Some benefits of running the Beijing Marathon (some probably also offered in other Chinese races):
o    Being frisked by the People’s Armed Police when going to the start area (except the second they noticed I was a foreigner I was somehow exempted from this).
o   The perky Chinese exercise instructors leading everyone in “warm-up” exercises that resembled an aerobics class.  I sat that one out.  Who the hell wants to do aerobics before running 26 miles?
o   The palpable joy felt by all at the starting line.
o Starting out next to Chairman Mao’s Mausoleum, and then passing under his ever-watchful eyes, and wondering what the guy would think of the whole thing.


o   The first two miles or so along Chang’an Avenue (the Avenue of Eternal Peace), with all five westbound lanes closed for runners.
o   Approximately 2/3rds of all runners wearing the race shirt, this year a cheery bright yellow color (hard to miss in the above photos, yes?).
o   Cheering sections shouting 加油 (“step on the gas”) along with way, with the occasional woman shouting into a megaphone sounding like Chai Ling in the film Tiananmen.
o   Other cheerers yelling, “外国朋友加油” (“Step on the gas, foreign friend”).
o   People running along with music emanating audibly from unknown places on their bodies.  I was especially thrilled to hear my Favorite Chinese Rock Song Ever (with the caveat that I don’t actually know that many Chinese Rock Songs), the probably clichéd but still amazing “I Have Nothing” by Cui Jian.  It was the anthem of hope and protest in China in the late 1980s.
o   The course being marked in kilometers rather than miles (I am aware that it probably is only the US and UK that mark their race courses in miles), thus leading to the disheartening realization that, for instance, you’ve already run 12 km but still have 30 to go.

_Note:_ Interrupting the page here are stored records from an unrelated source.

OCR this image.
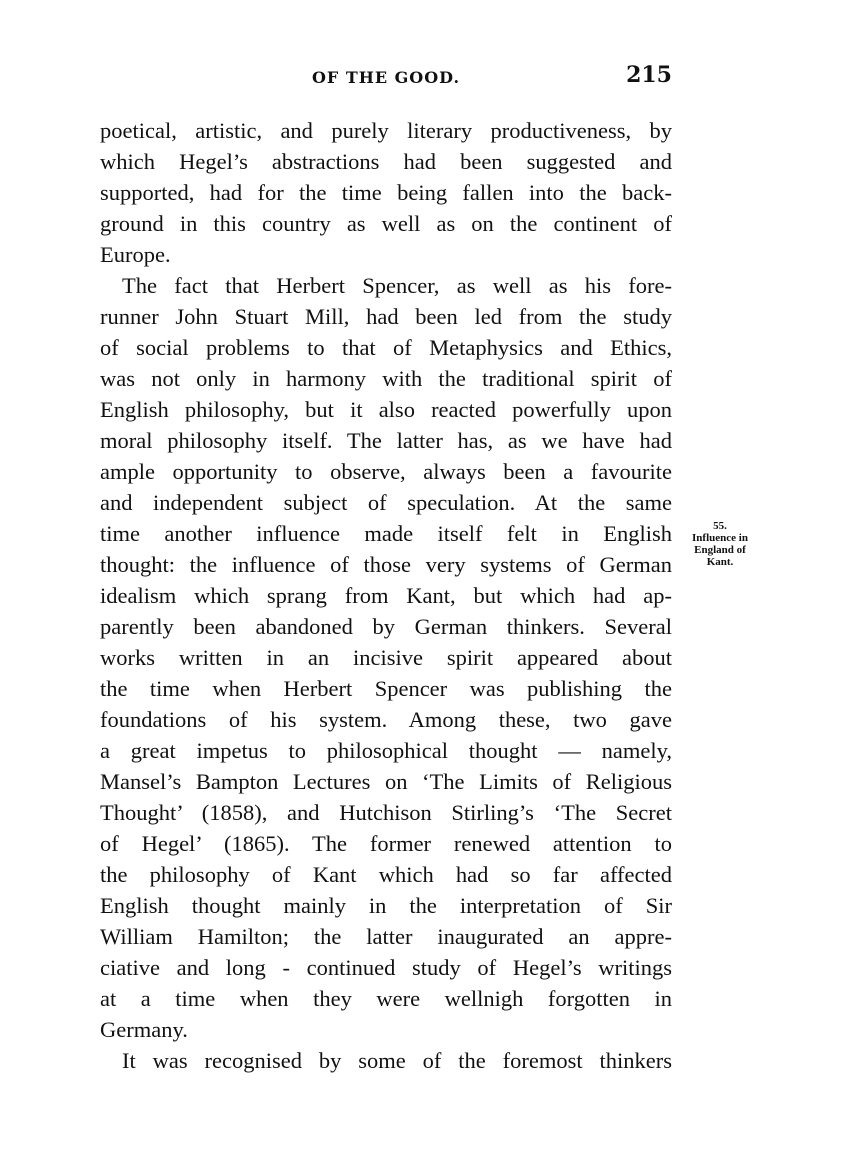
OF THE GOOD.	215
poetical, artistic, and purely literary productiveness, by
which Hegel’s abstractions had been suggested and
supported, had for the time being fallen into the back-
ground in this country as well as on the continent of
Europe.
The fact that Herbert Spencer, as well as his fore-
runner John Stuart Mill, had been led from the study
of social problems to that of Metaphysics and Ethics,
was not only in harmony with the traditional spirit of
English philosophy, but it also reacted powerfully upon
moral philosophy itself. The latter has, as we have had
ample opportunity to observe, always been a favourite
and independent subject of speculation. At the same
time another influence made itself felt in English
thought: the influence of those very systems of German
idealism which sprang from Kant, but which had ap-
parently been abandoned by German thinkers. Several
works written in an incisive spirit appeared about
the time when Herbert Spencer was publishing the
foundations of his system. Among these, two gave
a great impetus to philosophical thought — namely,
Mansel’s Bampton Lectures on ‘The Limits of Religious
Thought’ (1858), and Hutchison Stirling’s ‘The Secret
of Hegel’ (1865). The former renewed attention to
the philosophy of Kant which had so far affected
English thought mainly in the interpretation of Sir
William Hamilton; the latter inaugurated an appre-
ciative and long - continued study of Hegel’s writings
at a time when they were wellnigh forgotten in
Germany.
It was recognised by some of the foremost thinkers
55.
Influence in
England of
Kant.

o   The large number of people running the whole race with the race drop bag on their backs rather than turning it in to be picked up at the finish.
o   The barefoot running team, all wearing little bells around their ankles making a lovely rhythmic sound.  Here is one such man at the finish, continuing his delightfully eccentric behavior.

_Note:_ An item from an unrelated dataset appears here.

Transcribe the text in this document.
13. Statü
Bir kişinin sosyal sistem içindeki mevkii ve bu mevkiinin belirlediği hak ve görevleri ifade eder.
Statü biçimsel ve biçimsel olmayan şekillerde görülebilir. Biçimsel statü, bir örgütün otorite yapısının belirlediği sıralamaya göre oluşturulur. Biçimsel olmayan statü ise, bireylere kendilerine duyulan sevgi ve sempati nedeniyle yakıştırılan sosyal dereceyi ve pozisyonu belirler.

Some things more universal to the marathon experience regardless of location:
o   The sound of 60,000 feet pounding the pavement at the start.
o   The self-talk going something like “Only 20 minutes till my next gel!  Only 90 minutes till I can take another ibuprofen!”
o   The inevitable betrayal by some body part when everything thus far has been going well.  This time, it was my breathing.  Around 22 miles or so I suddenly had a hard time getting a breath.  I’d like to say it was the fault of the Beijing air, but today was probably the best air day here since I arrived (at the time of the start the AQI was 91, only “Moderate” in terms of its risk level).  So alas I cannot blame the air for my end of race trouble and instead see it as the nearly-eternal dilemma of running long distances, expecting that a wall will be hit, just not knowing which one it will be.
o   The ultimate male privilege being manifested with men getting to go to the side of the course pretty much anywhere to take a leak.  This fact was apparently one of the top attention-getters for Chinese news media, as these photos have appeared on numerous websites here: 
In case what is going on there is not totally clear, here is another, with special Beijing flair, and lots of yellow t-shirts.

_____________________
*If you are the sort of person to care about trifles like intellectual property, good luck finding someone here who would agree.